Nothing is known of the life of this Christian before he became financial secretary during the caliphate of the Fatimid al-‘Aziz, but he had probably been in the financial administration for some time and had risen gradually. Though he was a Christian, his name seems to indicate that ethnically he was not a Copt.

After the death of the vizier Ya‘qub ibn Killis (in A.H. 380/A.D. 991) we find him intervening in the Fatimid political scene in Syria. In fact, al-‘Aziz the caliph was trying to take Aleppo from the Hamdanids and for that reason he had bribed general Bakjur for his collaboration. But ‘Isa ibn Nasturus, who disliked him, managed to have him betrayed and delivered into the hands of Hamdanid Sa‘d al-Dawlah, who had him put to death (A.H. 381/A.D. 991).

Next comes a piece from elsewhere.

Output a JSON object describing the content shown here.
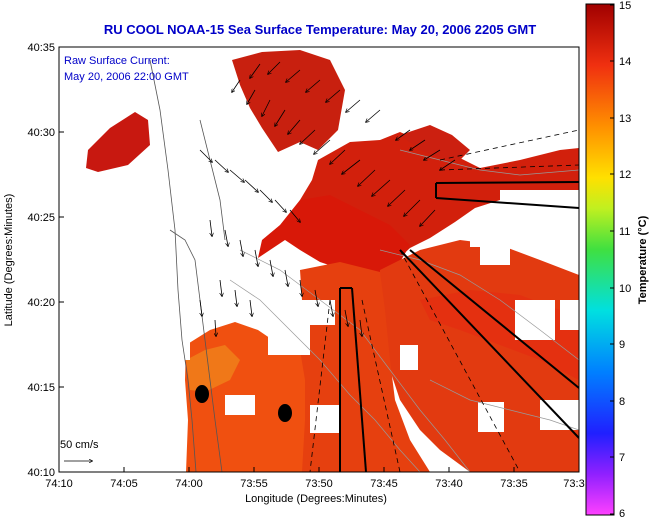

In December 995, ‘Isa was given responsibility for the vizierate. Al-‘Aziz then prepared a vast offensive to finally take the longed-for northern Syria. He had decided to attack by land and sea simultaneously, and the vizier was ordered to build up a war fleet. The work was well underway when, during the night of May 996, almost all the boats were destroyed by fire in the naval docks of al-Maqs, Cairo. The blame fell on the Greeks living in the neighborhood, and the vizier had a certain number of them executed or beaten. A fresh fleet was hastily prepared and attacked the port city of Antartus unsuccessfully.

Muslim historians have certain reservations about ‘Isa. “He joined firmness to competence,” says one of them; but he was suspected of favoring his fellow Christians by naming them to important posts and leaving aside the Muslims. He also appointed a Jew, Manashsha ibn Ibrahim, as a delegate for the Syrian province. This caused a hardening of the Muslim opposition, which led to his destitution. His disgrace did not last long, however. The caliph’s daughter, the famous Sitt al-Mulk, pleaded his cause with her father so that ‘Isa was reinstated, on condition that he give into Muslim hands the administrative posts due to them.

The caliph’s sudden death on October 996 changed the vizier’s destiny. Al-HAKIM at first appointed him administrator of his personal possessions, but the Berber Kutamah chieftains brought to bear on him to replace ‘Isa by one of their own men. The vizier was arrested either on 25 February 996, or more likely 14 January 997. He was tortured to get money from him, then on 9 February he was led to al-Maqs on a donkey and beheaded. He saw in his own execution God’s punishment for an unjust condemnation to death he had pronounced on a young man after the burning of the fleet.

A number of members of his family occupied important posts during al-Hakim’s reign, particularly two of his sons. Zur‘ah was wasitah (mediator) from August 1011 to September 1012, with the title of al-Shafi (healer). The caliph regretted not having been able to condemn him to death (he died from an illness). Sa‘id occupied the same post from November 1018 to 13 April 1019, on which day he was executed by the caliph.


  • Ibn al-Sayrafi. “Al-Isharah ila man Nala al-Wizarah.” Bulletin de l’Institut français d’Archéologie orientale 25 (1925):19-26, 87-94.
  • Ibn Zafir. “Akhbar al-Duwal al-Munqati‘ah,” ed. A. Ferré. Bulletin de l’Institut français d’Archéologie orientale, h.s., 12 (1972):40- 41.
  • Nuwayri, Ahmad al-Wahhab, al-Nihayat al- fi Funun al-Adab. Photostat of Leiden manuscript, al-Kutub. Cairo, no. 459, sect. 26, fol. 40a.
  • Silvestre de Sacy, Antoine Isaac, baron. Chrestomathie arabe, Vol. 1, pp. 94, 185, 187. Paris, 1806; 2nd ed., Paris, 1826-1827.